# Correct form of the convection term in the Navier-Stokes equation

Usually the NS momentum equation for an compressible fluid is written in its convecting form, in the absence of external forces, as

$$\rho\frac{\partial \vec u}{\partial t} +\rho(\vec u\cdot\nabla)\vec u+\nabla P = \mu\nabla^2\vec u +\frac{\mu}{3}\nabla(\nabla\cdot \vec u)$$

However, from the Wikipedia, this can be written in "conservation form", as

$$\rho\frac{\partial \vec u}{\partial t} +\rho\nabla\cdot (\vec u\otimes\vec u)+\nabla P = \mu\nabla^2\vec u +\frac{\mu}{3}\nabla(\nabla\cdot \vec u)$$

I can't see how these two are consistent, the convection term in the lower one is

$$\nabla_\alpha(u_\alpha u_\beta) = \vec u\nabla\cdot \vec u + (\vec u\cdot \nabla)\vec u$$

So there's an extra term $$\vec u\nabla\cdot \vec u$$ with respect to the first equation.
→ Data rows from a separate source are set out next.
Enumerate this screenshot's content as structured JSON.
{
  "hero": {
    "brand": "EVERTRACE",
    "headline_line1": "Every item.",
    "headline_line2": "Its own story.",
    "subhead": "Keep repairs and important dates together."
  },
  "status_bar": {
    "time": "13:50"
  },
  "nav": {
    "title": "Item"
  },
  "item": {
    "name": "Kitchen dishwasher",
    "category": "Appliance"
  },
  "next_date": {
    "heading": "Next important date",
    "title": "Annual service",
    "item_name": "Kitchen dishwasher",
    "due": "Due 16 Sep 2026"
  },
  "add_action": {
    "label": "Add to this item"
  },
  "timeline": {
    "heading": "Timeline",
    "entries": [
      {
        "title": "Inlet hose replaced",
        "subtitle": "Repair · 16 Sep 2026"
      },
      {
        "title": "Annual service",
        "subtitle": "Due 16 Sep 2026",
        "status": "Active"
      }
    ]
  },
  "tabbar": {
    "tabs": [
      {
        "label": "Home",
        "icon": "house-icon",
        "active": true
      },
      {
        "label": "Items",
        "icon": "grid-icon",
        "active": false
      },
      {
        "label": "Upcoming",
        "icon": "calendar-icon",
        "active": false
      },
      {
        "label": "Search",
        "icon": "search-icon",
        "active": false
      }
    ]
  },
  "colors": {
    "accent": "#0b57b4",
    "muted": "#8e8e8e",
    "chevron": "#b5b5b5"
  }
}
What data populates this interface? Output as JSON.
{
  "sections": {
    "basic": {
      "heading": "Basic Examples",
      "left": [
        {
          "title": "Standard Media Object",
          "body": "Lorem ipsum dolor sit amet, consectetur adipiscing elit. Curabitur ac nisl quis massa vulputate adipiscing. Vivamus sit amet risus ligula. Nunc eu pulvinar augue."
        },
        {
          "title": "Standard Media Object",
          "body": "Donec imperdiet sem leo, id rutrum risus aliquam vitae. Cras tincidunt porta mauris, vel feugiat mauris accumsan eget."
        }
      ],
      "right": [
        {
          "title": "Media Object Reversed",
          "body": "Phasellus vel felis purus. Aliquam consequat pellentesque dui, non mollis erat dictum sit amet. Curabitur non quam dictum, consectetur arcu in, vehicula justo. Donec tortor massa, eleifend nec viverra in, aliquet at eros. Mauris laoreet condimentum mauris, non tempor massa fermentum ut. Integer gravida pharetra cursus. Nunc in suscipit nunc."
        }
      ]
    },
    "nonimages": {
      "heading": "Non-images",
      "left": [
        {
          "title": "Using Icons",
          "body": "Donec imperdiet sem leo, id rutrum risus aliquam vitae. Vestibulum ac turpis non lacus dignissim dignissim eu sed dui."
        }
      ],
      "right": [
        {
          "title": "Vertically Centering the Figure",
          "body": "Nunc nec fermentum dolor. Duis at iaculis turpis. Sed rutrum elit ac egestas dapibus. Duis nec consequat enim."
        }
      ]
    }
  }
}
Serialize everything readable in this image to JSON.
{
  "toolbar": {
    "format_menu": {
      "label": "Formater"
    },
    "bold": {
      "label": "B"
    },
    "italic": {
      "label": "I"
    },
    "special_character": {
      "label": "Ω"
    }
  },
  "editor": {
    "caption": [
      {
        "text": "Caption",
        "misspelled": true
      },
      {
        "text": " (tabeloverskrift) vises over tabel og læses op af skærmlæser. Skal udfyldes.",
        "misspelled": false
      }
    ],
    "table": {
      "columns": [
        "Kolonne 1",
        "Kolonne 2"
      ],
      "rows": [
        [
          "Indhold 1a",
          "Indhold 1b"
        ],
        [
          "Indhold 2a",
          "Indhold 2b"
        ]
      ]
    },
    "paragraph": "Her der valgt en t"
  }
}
What am I not understanding here? I see that for incompressible fluids, there's a pressure equations that constraints the system to obey $$\nabla\cdot \vec u=0$$, but I'm still missing something about the general case.

You have changed the equation from what is in Wikipedia. You have $$\rho\frac{\partial{\bf v }}{\partial t}+\rho \nabla\cdot ({\bf v}\otimes {\bf v})+\ldots$$ Wiki's conservation form has an expression with the $$\rho$$'s in the correct places $$\frac{\partial{\rho \bf v }}{\partial t}+\nabla\cdot (\rho({\bf v}\otimes {\bf v}))+\ldots$$ The extra bit they add to the plain Euler equation is
$${\bf v}\left( \frac{\partial \rho }{\partial t} + \nabla \cdot (\rho {\bf v})\right)$$ which is zero by the continuity equation.